‘Anti-Corruption’ report a big joke for all Illinoisans

To say that corruption in Illinois can come to a halt would be to make a huge assumption that corruption anywhere can come to a halt. That’s feasible just about nowhere, especially not in Illinois. Corruption is not just a surface fault, but something that’s much deeper and that protrudes much further than something that can come to an immediate stop. But according to a new report released from the University of Illinois at Chicago, “Curing Corruption in Illinois: Anti-Corruption Report,” cleaning up dirty politics is just as easy as taking out the trash. If only we had known this earlier.

The report presents some background information on political corruption in Illinois, if you didn’t already know through experience. It then goes on to explain how corruption occurs through some intelligent analysis. We could tell you how corruption occurs without any kind of analysis: Get into Illinois politics and sooner or later you’ll find it – or better yet, it’ll find you. But the best part of the report by far would have to be its proposed plans for how to stop corruption in Illinois.

A co-author of the report, Dick Simpson, said because of the continuous corruption in Illinois politics, now is the opportune time for an anti-corruption strategy. Finally, someone is shedding some light on what we really need: a report, which must have cost a few heavy pennies, filled with pages with ways of how we can push corruption out the door. Because after everyone reads this report, with the snap of a finger, corruption will be out the door.

One of the suggestions of how we can begin ending corruption in Illinois politics is through requiring the public schools curriculum to include teaching the consequences of corruption, as well as the importance of honesty in ethics.
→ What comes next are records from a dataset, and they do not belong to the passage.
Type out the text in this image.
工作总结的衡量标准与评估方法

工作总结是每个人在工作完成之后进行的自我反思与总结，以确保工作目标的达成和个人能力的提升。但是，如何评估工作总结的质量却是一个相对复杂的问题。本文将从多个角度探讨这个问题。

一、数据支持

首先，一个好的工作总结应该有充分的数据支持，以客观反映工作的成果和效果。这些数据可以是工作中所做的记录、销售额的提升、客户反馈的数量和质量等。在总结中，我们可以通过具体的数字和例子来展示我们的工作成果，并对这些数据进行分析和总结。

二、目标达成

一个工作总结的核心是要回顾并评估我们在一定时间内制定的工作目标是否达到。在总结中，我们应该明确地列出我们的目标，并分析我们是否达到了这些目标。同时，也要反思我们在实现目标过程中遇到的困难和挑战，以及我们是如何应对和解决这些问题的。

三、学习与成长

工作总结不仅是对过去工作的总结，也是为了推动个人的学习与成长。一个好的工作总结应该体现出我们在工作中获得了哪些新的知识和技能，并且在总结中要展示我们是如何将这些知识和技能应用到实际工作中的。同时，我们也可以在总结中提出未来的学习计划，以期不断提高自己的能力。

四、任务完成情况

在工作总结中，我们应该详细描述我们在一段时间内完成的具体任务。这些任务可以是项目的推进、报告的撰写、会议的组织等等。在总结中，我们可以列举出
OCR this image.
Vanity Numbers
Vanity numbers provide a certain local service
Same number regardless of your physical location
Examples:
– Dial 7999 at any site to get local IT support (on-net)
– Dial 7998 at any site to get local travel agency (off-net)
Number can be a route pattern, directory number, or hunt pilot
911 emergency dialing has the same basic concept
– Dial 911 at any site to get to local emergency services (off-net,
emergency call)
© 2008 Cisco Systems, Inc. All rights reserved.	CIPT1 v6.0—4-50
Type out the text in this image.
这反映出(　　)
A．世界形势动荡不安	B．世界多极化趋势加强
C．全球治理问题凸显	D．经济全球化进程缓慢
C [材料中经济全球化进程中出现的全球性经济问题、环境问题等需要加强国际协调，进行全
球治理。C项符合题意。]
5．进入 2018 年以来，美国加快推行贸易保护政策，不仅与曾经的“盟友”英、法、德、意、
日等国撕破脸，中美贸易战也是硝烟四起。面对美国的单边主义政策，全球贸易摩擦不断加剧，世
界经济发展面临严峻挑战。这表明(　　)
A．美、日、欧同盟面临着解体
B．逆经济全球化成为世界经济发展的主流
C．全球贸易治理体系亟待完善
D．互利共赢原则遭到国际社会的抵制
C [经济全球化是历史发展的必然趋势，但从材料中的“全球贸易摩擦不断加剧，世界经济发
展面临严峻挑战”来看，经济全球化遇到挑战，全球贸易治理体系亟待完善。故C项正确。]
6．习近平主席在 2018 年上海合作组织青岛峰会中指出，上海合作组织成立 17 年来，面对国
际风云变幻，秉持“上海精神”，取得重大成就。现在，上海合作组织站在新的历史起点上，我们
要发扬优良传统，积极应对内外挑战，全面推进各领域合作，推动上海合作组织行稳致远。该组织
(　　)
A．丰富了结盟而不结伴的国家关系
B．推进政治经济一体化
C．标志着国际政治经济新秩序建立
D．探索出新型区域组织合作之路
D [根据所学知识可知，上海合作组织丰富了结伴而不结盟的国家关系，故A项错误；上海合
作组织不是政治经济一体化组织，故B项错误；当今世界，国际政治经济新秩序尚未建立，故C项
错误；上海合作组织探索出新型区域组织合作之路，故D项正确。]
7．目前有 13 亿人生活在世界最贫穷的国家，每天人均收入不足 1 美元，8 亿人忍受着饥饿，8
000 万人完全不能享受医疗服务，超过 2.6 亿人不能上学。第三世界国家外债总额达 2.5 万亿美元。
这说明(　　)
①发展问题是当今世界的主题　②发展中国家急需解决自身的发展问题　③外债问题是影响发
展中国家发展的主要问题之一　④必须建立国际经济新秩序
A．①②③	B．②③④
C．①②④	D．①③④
Maybe if we drill it into the kids’ heads, then they won’t try to sell their cupcakes at lunch for a dollar, or their football tickets for an A on their English paper. We don’t think the kids are the problem right now and if we push for public schools to teach this, then we should at least require our future government officials to take a class or two. At least.

Next step to cleaning up Illinois politics, according to the report: Elect reform candidates who are running on a reform platform — the type of candidates who will keep their promises. Not only is this common sense, but it seems to be the recurrent nightmare in Illinois elections. Almost every candidate in Illinois has run on a reform platform simply because of the corruption. Former Gov. Rod Blagojevich ran on a reform platform; we elected him and that turned out just swell.

If these are the more valid points in the report, it looks like we know a little more about how to go about kicking corruption out of Illinois than we thought.